For generating long-form content such as articles or blogs, the task can be decomposed into generating an outline, writing individual sections, and then compiling and refining the final draft. Each step can be individually managed by GPT-4 for better results.

Large document summary

Summarizing lengthy documents such as research papers or reports can be done more effectively by decomposing the task into several smaller tasks, like understanding individual sections, summarizing them independently, and then compiling a final summary.

Interactive conversational agents

For creating advanced chatbots, task decomposition can help manage different aspects of conversation such as understanding user input, maintaining context, generating relevant responses, and managing dialogue flow.

Learning and tutoring systems

In digital tutoring systems, decomposing the task of teaching a concept into understanding the learner’s current knowledge, identifying gaps, suggesting learning materials, and evaluating progress can make the system more effective. Each subtask can leverage GPT-4’s generative abilities.

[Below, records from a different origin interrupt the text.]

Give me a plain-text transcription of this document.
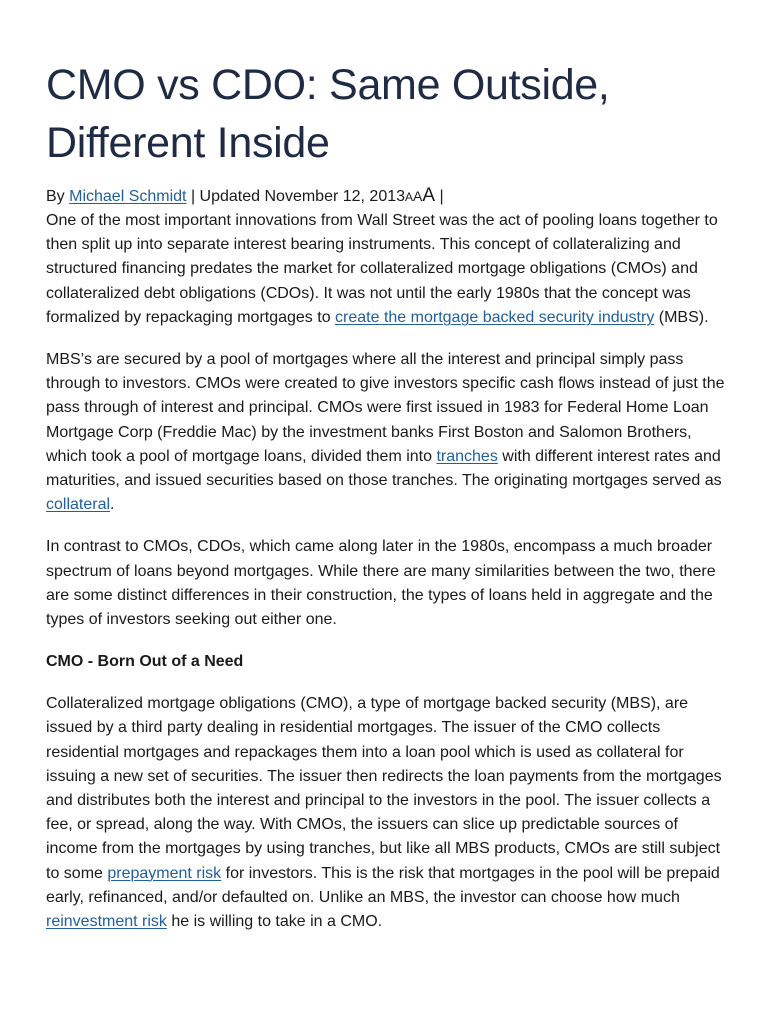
CMO vs CDO: Same Outside, Different Inside
By Michael Schmidt | Updated November 12, 2013AAA |

One of the most important innovations from Wall Street was the act of pooling loans together to then split up into separate interest bearing instruments. This concept of collateralizing and structured financing predates the market for collateralized mortgage obligations (CMOs) and collateralized debt obligations (CDOs). It was not until the early 1980s that the concept was formalized by repackaging mortgages to create the mortgage backed security industry (MBS).

MBS’s are secured by a pool of mortgages where all the interest and principal simply pass through to investors. CMOs were created to give investors specific cash flows instead of just the pass through of interest and principal. CMOs were first issued in 1983 for Federal Home Loan Mortgage Corp (Freddie Mac) by the investment banks First Boston and Salomon Brothers, which took a pool of mortgage loans, divided them into tranches with different interest rates and maturities, and issued securities based on those tranches. The originating mortgages served as collateral.

In contrast to CMOs, CDOs, which came along later in the 1980s, encompass a much broader spectrum of loans beyond mortgages. While there are many similarities between the two, there are some distinct differences in their construction, the types of loans held in aggregate and the types of investors seeking out either one.

CMO - Born Out of a Need

Collateralized mortgage obligations (CMO), a type of mortgage backed security (MBS), are issued by a third party dealing in residential mortgages. The issuer of the CMO collects residential mortgages and repackages them into a loan pool which is used as collateral for issuing a new set of securities. The issuer then redirects the loan payments from the mortgages and distributes both the interest and principal to the investors in the pool. The issuer collects a fee, or spread, along the way. With CMOs, the issuers can slice up predictable sources of income from the mortgages by using tranches, but like all MBS products, CMOs are still subject to some prepayment risk for investors. This is the risk that mortgages in the pool will be prepaid early, refinanced, and/or defaulted on. Unlike an MBS, the investor can choose how much reinvestment risk he is willing to take in a CMO.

.Task decomposition with GPT-4.
Figure 4-3. Task decomposition with LLMs

Divide Labor

Task decomposition is a crucial strategy for you to tap into the full potential of LLMs. By dissecting complex problems into simpler, manageable tasks, you can leverage the problem-solving abilities of these models more effectively and efficiently.

In the sections ahead, you’ll learn how to create and integrate multiple LLM chains to orchestrate more complicated workflows.

Prompt Chaining

Often you’ll find that attempting to do a single task within one prompt is impossible. You can utilize a mixture of prompt chaining, which involves combining multiple prompt inputs/outputs with specifically tailored LLM prompts to build up an idea.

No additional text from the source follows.